Statistical analysis has also been used to compare the examination results of the participants with the marks for questions on reading (tracing) program code, explaining program code and writing program code to determine whether the students’ ability to read code (that is explain the purpose of code) and
trace code had any effect on students’ results. This was done to confirm that the findings from the BRACElet project that was used as the departing point for this study, applied to the participants in this study.
The live observations in the usability laboratory and the questionnaires completed after the observations were used to provide further insight into the results of the statistical analysis. Tracking the eye movements of participants using the tutorial provided knowledge of how students interact with the tutorial. This identified usability problems with regard to the layout of the tutorial, terminology used, students’ comprehension of the material presented and their navigation through the tutorial. Analysing students’ actions, menu selections, reactions and body language on the video recordings were combined with gaze replays, the retrospective comprehension test and the semi- structured, open-ended questionnaire students complete after the eye tracking, to expose usability problems with the tutorial. Improvements to the design could therefore be based on learner interaction and feedback.

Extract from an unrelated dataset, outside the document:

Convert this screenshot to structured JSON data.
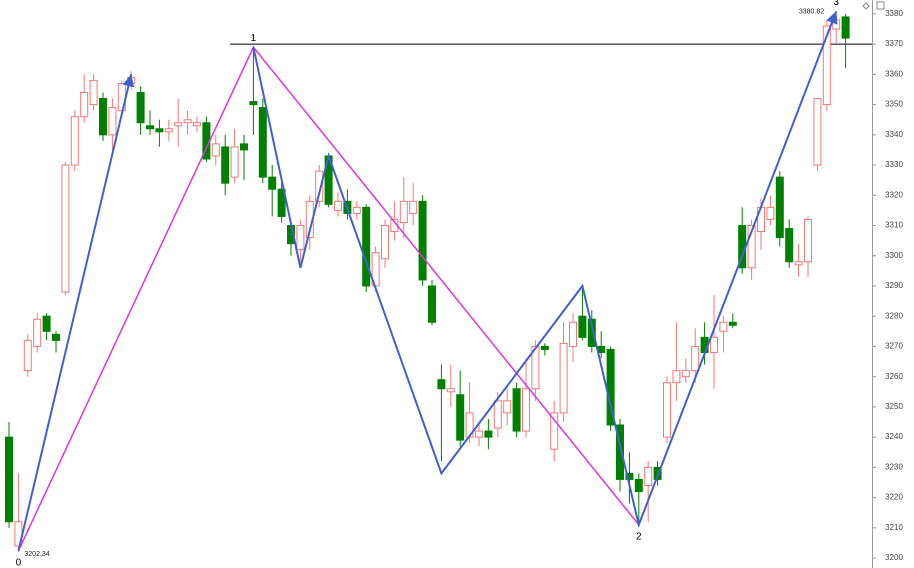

Together, these insights were used to refine and adapt the tutorial for further use. During the second cycle, this was used as indications of whether refinement of the tutorial solved or improved usability problems with the tutorial. These insights were once again used to refine and adapt the tutorial for further use.
The findings from the data analysis during the first cycle are reported in Chapter 6 and the findings from the data analysis during the second cycle are reported in Chapter 7. These two chapters also report on how the data analysis was used to adapt and refine the tutorial for the next cycle in the study or for further use.